Mindfulness en baby*voeding: deel 1

Een heel deel van de zorg rond babyvoeding* is gericht op kennis over en techniek van het voeden en op het product ‘melk’. Aanlegtechniek of keuze fles, vraag-en-aanbod of schema , kolfapparaten, benodigde milliliters, groei per week: dat ales krijgt (terecht) veel aandacht.

Maar voeden is zo veel méér dan melk in een kind overhevelen.

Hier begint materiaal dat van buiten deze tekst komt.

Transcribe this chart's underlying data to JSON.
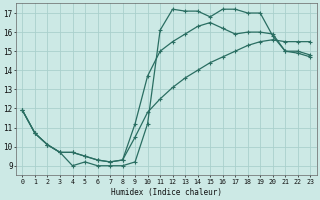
{
  "xlabel": "Humidex (Indice chaleur)",
  "ylabel": "",
  "bg_color": "#cce9e5",
  "grid_color": "#aad0cc",
  "line_color": "#2a6e62",
  "xlim": [
    -0.5,
    23.5
  ],
  "ylim": [
    8.5,
    17.5
  ],
  "yticks": [
    9,
    10,
    11,
    12,
    13,
    14,
    15,
    16,
    17
  ],
  "xticks": [
    0,
    1,
    2,
    3,
    4,
    5,
    6,
    7,
    8,
    9,
    10,
    11,
    12,
    13,
    14,
    15,
    16,
    17,
    18,
    19,
    20,
    21,
    22,
    23
  ],
  "line1_x": [
    0,
    1,
    2,
    3,
    4,
    5,
    6,
    7,
    8,
    9,
    10,
    11,
    12,
    13,
    14,
    15,
    16,
    17,
    18,
    19,
    20,
    21,
    22,
    23
  ],
  "line1_y": [
    11.9,
    10.7,
    10.1,
    9.7,
    9.0,
    9.2,
    9.0,
    9.0,
    9.0,
    9.2,
    11.2,
    16.1,
    17.2,
    17.1,
    17.1,
    16.8,
    17.2,
    17.2,
    17.0,
    17.0,
    15.8,
    15.0,
    14.9,
    14.7
  ],
  "line2_x": [
    0,
    1,
    2,
    3,
    4,
    5,
    6,
    7,
    8,
    9,
    10,
    11,
    12,
    13,
    14,
    15,
    16,
    17,
    18,
    19,
    20,
    21,
    22,
    23
  ],
  "line2_y": [
    11.9,
    10.7,
    10.1,
    9.7,
    9.7,
    9.5,
    9.3,
    9.2,
    9.3,
    11.2,
    13.7,
    15.0,
    15.5,
    15.9,
    16.3,
    16.5,
    16.2,
    15.9,
    16.0,
    16.0,
    15.9,
    15.0,
    15.0,
    14.8
  ],
  "line3_x": [
    0,
    1,
    2,
    3,
    4,
    5,
    6,
    7,
    8,
    9,
    10,
    11,
    12,
    13,
    14,
    15,
    16,
    17,
    18,
    19,
    20,
    21,
    22,
    23
  ],
  "line3_y": [
    11.9,
    10.7,
    10.1,
    9.7,
    9.7,
    9.5,
    9.3,
    9.2,
    9.3,
    10.5,
    11.8,
    12.5,
    13.1,
    13.6,
    14.0,
    14.4,
    14.7,
    15.0,
    15.3,
    15.5,
    15.6,
    15.5,
    15.5,
    15.5
  ]
}
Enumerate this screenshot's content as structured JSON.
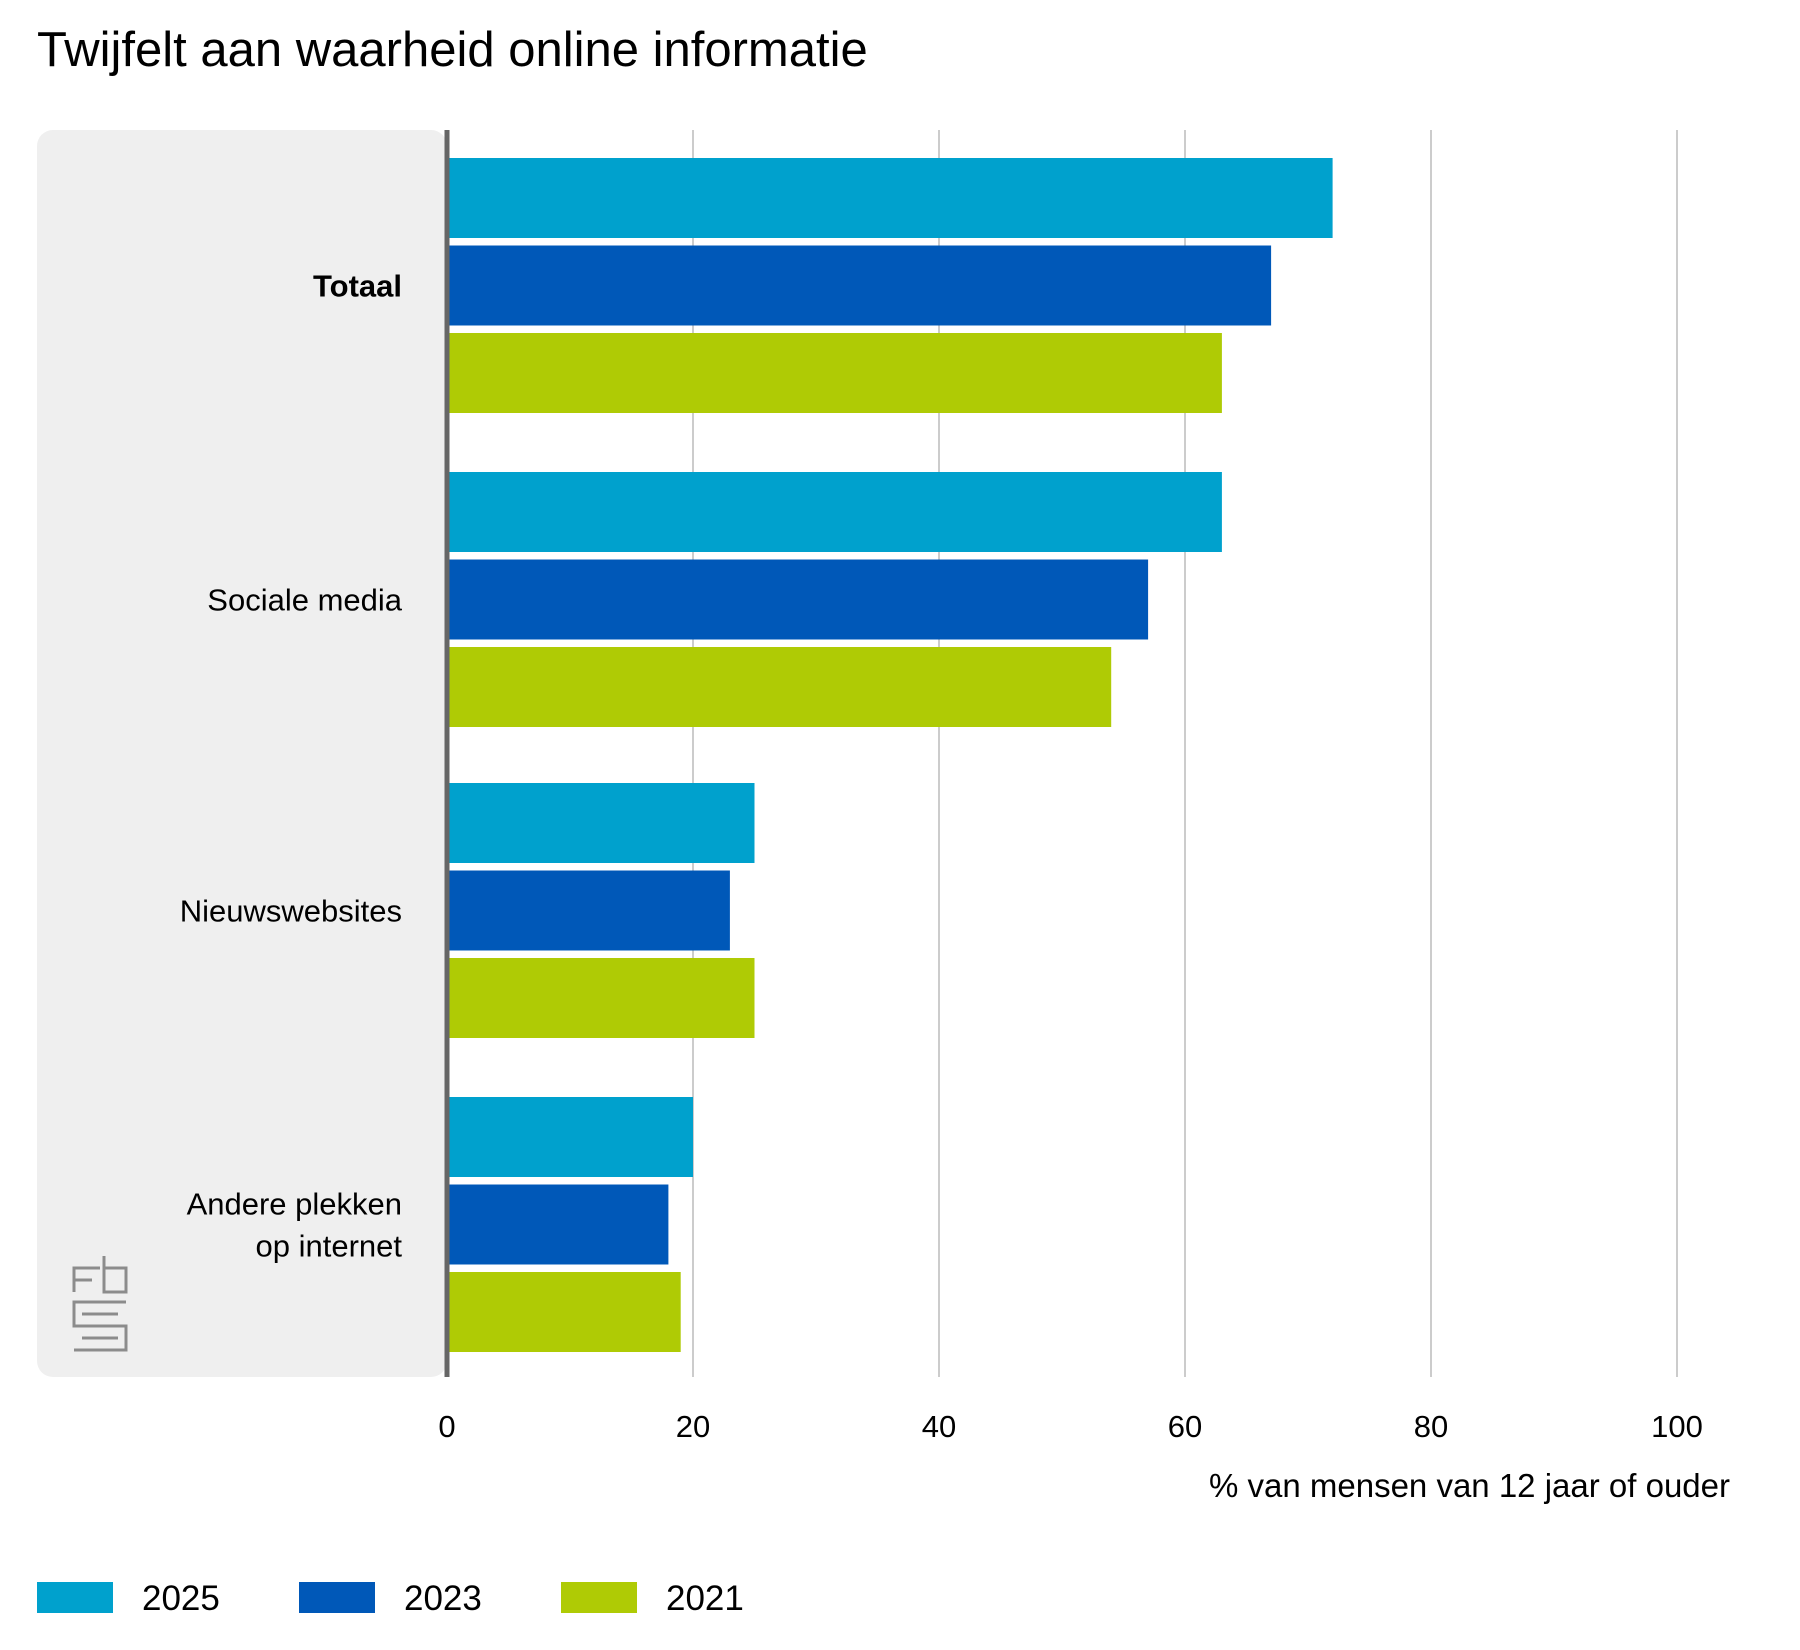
{
  "chart_data": {
    "type": "bar",
    "orientation": "horizontal",
    "title": "Twijfelt aan waarheid online informatie",
    "categories": [
      "Totaal",
      "Sociale media",
      "Nieuwswebsites",
      "Andere plekken op internet"
    ],
    "category_lines": [
      [
        "Totaal"
      ],
      [
        "Sociale media"
      ],
      [
        "Nieuwswebsites"
      ],
      [
        "Andere plekken",
        "op internet"
      ]
    ],
    "bold_categories": [
      "Totaal"
    ],
    "series": [
      {
        "name": "2025",
        "color": "#00a1cd",
        "values": [
          72,
          63,
          25,
          20
        ]
      },
      {
        "name": "2023",
        "color": "#0058b8",
        "values": [
          67,
          57,
          23,
          18
        ]
      },
      {
        "name": "2021",
        "color": "#afcb05",
        "values": [
          63,
          54,
          25,
          19
        ]
      }
    ],
    "xlabel": "% van mensen van 12 jaar of ouder",
    "ylabel": "",
    "xlim": [
      0,
      100
    ],
    "xticks": [
      0,
      20,
      40,
      60,
      80,
      100
    ],
    "grid": "vertical",
    "legend_position": "bottom-left",
    "logo": "cbs"
  }
}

Het is contact, uitwisseling van informatie op heel veel niveaus (van voeding tot ziekteverwekkers en -bestrijders) en continue onderlinge afstemming.

En die aandacht en interactie zijn extra belangrijk als er voedingsproblemen zijn. Als aanleggen niet soepel gaat, of als de baby onrustig is bij voedingen bijvoorbeeld.

Borstvoeding-venndiagram
Juist dan is het contact belangrijk. Hoe werken moeder en kind samen, hoe reageert moeder op kind en kind op moeder? Dan komt het nut en het plezier van mindfulness: als je met aandacht voor jezelf als moeder én voor je kind kunt voeden wordt het leuker. Interessanter, fijner, zachter.

Daar hoef je geen uren mindfulness training voor te volgen, hoewel dat zeker de moeite waard is. Zelfs kleine momenten van aandacht kunnen al veel opleveren.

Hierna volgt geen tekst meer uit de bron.